Возле двери встал, оглянулся. Бросил долгий, полный немого укора взгляд на Брока, с грустью и нежностью посмотрел на Сашеньку.
Девушка, не выдержав, шмыгнула носом. Сыщик демонстративно повернул голову к окну и стал что-то насвистывать.
– Не свистите, Олег Константинович, денег не будет, – глухо вымолвил Мирон, решительно распахнул дверь и под звон колокольчика скрылся за нею.
Брок облегченно выдохнул. А вот вдохнуть не успел. Колокольчик над дверью вновь испуганно звякнул, и в офис ворвался Мирон. Парня не было всего-то секунд пять, но за это время с ним произошли разительные перемены. Во-первых, он был теперь не бледным, а красным. Во-вторых, он трясся так, будто не секунды, а часы провел на морозе. В-третьих, глаза парня стали занимать чуть ли не пол-лица, а очки и вовсе заползли на лоб.
В мучимых жестоким тремором пальцах Мирон держал полученное «выходное пособие», размахивая им, словно матрос семафорным флажком.
– Чт-то?.. – заклацал зубами парень. – Чт-то эт-то?..
– Ну-ууу, батенька, – жалостливо пробормотал Брок. – Да ты совсем плох.

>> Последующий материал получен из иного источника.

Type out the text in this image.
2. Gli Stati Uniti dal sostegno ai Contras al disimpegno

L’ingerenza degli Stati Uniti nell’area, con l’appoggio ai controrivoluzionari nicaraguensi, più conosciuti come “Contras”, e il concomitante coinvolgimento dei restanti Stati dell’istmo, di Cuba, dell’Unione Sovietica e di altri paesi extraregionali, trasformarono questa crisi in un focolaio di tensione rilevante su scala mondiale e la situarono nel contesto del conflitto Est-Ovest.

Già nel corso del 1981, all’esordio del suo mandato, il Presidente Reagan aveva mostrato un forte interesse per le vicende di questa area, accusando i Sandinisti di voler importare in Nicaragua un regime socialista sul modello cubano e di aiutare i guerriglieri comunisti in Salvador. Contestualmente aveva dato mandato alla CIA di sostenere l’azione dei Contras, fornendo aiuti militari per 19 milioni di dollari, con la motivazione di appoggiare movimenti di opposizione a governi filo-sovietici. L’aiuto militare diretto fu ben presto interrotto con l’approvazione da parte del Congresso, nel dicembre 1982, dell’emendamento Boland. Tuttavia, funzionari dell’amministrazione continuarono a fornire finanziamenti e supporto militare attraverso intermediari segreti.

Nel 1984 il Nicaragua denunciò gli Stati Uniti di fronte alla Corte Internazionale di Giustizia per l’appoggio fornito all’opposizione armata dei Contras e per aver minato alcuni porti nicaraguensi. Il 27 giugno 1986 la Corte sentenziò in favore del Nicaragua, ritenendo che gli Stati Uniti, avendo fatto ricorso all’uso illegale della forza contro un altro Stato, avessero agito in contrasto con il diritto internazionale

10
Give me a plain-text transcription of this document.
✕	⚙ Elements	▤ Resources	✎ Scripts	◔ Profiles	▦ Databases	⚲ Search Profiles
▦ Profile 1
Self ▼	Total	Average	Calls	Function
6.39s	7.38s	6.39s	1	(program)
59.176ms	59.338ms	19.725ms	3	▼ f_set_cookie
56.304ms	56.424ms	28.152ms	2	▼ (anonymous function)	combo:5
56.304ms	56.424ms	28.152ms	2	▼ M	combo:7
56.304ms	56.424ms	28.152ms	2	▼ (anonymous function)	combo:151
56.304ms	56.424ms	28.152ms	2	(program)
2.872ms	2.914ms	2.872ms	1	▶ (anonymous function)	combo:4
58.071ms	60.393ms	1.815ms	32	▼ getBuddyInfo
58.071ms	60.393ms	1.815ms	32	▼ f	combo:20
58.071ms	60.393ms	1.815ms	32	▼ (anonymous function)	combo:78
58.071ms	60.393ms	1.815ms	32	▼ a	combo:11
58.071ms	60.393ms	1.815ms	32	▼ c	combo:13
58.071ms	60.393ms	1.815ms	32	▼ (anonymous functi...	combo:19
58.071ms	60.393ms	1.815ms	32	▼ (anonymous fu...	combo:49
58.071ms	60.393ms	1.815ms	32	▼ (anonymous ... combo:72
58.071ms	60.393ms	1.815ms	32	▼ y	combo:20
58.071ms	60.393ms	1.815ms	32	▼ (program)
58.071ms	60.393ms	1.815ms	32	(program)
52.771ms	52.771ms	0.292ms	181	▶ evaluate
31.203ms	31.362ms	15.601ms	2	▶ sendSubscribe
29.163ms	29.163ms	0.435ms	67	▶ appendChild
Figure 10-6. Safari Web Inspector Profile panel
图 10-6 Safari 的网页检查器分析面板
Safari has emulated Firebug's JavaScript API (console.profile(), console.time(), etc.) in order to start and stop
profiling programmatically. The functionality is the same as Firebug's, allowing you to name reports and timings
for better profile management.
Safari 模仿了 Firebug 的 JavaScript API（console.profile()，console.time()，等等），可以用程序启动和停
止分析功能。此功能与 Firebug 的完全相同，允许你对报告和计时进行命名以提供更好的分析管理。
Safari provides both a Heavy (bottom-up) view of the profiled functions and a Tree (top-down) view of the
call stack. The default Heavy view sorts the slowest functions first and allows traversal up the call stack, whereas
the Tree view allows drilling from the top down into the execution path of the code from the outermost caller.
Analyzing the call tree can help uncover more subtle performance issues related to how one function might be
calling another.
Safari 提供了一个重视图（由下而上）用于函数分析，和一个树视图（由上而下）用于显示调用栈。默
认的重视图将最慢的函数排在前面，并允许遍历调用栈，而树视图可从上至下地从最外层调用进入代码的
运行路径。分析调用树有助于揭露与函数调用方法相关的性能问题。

Я подозревал, конечно, но чтобы до такой степени!
– Это деньги, Мирон, – испуганно вжалась в спинку стула Сашенька.
– Н-нет, вот эт-то что? – Мирону удалось наконец при-унять трясучку, и он сумел ткнуть пальцем в центр купюры.
– Это Большой театр, молодой человек! – нахмурился сыщик. – Стыдно, знаете ли…
– Я знаю, что это Большой театр. – Мирон перестал вдруг трястись и спросил почти жалобно: – А где государь?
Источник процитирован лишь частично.